About 15 million tonnes of the food we grow in the UK ends up in landfill and anaerobic digestors, or – less often – being converted into animal feed.
It was this uncomfortable truth that prompted my friend Michael Minch-Dixon and me to co-found Snact last year, turning some of that surplus into healthy fruit jerky snacks – or ‘snacts’. In our rented Hackney kitchen, we make these by blending and then dehydrating ingredients such as apples, bananas and blueberries sourced from London’s wholesale markets. We then package and sell the snacts at markets and in a couple of independent shops in Brixton, South London.
So why are we wasting so much food in the first place? Some of the answers are simple, such as wonky produce not meeting strict supermarket standards, or choosy consumer habits meaning slightly spotty bananas are thrown away. But it’s also because the global food system is complex and requires produce to go through the supply chain at a particular stage of ripeness to guarantee retailers a sellable product. It doesn’t have to be this way. If a supermarket discards kilos of carrots because they’re past their sell-by date, they’re not waste, they’re ingredients ready for soup kitchens and community centres. If apples get rejected because they’re not the right size, they’re not waste, they’re ingredients ready for turning into products like Rejuce juices or Chutney for Change. And when food manufacturers are left with by-products that are still edible and nourishing, they too are a resource. That’s why we’re looking into using fruit pulp left over from the juicing process as an ingredient in future Snact products.

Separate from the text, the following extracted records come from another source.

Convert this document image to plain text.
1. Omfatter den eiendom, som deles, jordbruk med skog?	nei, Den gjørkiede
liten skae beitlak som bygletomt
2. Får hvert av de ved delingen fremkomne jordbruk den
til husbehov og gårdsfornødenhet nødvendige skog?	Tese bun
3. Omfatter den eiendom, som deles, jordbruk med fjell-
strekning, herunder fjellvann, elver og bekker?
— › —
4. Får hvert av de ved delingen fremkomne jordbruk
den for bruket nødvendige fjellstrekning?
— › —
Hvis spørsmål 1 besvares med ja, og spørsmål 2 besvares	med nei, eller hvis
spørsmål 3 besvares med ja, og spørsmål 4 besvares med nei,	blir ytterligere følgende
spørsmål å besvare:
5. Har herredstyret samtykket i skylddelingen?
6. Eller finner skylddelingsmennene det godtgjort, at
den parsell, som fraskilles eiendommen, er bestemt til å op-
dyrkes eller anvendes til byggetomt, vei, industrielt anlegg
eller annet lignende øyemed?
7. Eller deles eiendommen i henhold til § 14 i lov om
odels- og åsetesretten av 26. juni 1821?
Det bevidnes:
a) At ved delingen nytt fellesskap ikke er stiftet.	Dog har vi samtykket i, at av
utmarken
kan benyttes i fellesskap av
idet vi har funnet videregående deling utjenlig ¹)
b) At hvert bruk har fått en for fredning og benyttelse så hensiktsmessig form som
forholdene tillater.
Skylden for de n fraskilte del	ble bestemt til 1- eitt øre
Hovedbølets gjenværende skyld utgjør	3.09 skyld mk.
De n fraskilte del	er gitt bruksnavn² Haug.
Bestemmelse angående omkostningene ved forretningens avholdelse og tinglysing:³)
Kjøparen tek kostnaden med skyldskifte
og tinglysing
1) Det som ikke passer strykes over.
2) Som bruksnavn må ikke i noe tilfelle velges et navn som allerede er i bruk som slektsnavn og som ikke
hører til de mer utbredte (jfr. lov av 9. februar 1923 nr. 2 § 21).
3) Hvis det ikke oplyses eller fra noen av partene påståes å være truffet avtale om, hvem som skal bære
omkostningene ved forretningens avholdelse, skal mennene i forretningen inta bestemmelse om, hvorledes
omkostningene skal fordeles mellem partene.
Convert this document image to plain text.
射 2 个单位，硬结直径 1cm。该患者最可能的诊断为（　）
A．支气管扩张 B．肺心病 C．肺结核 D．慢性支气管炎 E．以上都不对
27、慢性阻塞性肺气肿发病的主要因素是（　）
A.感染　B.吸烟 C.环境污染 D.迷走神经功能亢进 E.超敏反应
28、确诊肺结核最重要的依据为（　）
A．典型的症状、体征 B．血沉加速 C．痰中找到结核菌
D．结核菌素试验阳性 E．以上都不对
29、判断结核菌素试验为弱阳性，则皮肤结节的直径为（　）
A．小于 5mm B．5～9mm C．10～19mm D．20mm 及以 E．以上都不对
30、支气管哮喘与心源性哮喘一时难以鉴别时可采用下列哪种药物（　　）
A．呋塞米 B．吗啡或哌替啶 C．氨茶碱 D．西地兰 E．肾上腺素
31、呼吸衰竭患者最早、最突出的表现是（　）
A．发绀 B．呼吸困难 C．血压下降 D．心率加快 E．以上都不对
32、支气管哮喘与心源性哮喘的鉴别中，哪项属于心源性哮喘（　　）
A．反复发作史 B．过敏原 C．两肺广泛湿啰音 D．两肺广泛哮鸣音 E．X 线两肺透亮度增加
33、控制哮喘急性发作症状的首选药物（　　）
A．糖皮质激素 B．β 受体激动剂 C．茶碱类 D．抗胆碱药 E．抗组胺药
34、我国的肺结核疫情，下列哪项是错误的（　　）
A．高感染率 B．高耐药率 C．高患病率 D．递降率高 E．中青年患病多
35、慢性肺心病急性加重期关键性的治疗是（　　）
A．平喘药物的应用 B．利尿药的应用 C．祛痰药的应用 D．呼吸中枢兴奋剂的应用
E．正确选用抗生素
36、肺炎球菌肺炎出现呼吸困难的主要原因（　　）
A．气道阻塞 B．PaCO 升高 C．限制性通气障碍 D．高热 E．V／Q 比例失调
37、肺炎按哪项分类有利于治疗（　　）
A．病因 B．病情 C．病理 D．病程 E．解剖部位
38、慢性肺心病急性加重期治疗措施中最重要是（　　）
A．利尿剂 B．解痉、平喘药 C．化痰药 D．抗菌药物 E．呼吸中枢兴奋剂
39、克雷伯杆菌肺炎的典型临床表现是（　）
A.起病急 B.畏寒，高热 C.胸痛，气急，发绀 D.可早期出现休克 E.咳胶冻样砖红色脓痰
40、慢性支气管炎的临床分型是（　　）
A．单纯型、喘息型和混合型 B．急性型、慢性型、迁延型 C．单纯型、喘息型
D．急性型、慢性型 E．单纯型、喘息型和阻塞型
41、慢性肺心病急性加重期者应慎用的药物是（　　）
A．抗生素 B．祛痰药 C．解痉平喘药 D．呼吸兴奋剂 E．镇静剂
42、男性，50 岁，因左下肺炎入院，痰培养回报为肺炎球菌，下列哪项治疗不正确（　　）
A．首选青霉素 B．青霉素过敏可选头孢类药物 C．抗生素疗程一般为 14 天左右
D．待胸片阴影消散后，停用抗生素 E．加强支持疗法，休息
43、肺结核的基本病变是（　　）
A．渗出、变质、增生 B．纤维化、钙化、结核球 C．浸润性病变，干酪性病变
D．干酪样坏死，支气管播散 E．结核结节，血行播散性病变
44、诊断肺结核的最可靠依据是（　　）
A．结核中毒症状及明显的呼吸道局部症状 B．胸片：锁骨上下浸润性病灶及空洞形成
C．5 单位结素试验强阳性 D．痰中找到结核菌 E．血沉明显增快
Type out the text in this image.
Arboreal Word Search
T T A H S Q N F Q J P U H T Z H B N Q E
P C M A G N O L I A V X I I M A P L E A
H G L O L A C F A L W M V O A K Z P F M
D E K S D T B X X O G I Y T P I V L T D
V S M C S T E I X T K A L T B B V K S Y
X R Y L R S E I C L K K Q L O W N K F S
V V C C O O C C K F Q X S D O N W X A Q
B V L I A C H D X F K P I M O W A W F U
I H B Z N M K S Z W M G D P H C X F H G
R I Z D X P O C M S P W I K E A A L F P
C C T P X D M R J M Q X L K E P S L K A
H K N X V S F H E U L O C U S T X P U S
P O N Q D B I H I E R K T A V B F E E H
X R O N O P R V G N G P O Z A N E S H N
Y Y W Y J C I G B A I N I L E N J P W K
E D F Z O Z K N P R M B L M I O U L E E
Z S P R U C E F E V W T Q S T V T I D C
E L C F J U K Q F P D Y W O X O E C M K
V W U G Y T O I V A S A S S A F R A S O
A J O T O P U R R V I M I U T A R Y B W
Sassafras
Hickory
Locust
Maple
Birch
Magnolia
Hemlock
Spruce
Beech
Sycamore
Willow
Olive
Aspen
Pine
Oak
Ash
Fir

Innovative uses of food waste aside, the past nine months have taught us a lot about the social side to the food waste story. Our next step is to work with some of the five million people in the UK affected by food poverty to help us make and sell our snacts. Ultimately, our vision is to create a network of stalls in high traffic areas where our staff can sell snacts directly, keeping the margins that would traditionally go to retailers and distributors. The issue of food waste is a tricky one. However, if we collectively put more effort into getting apparently unusable food to where it can be used creatively, we can stop talking about food waste. Instead, we’ll simply call it what it really is: food.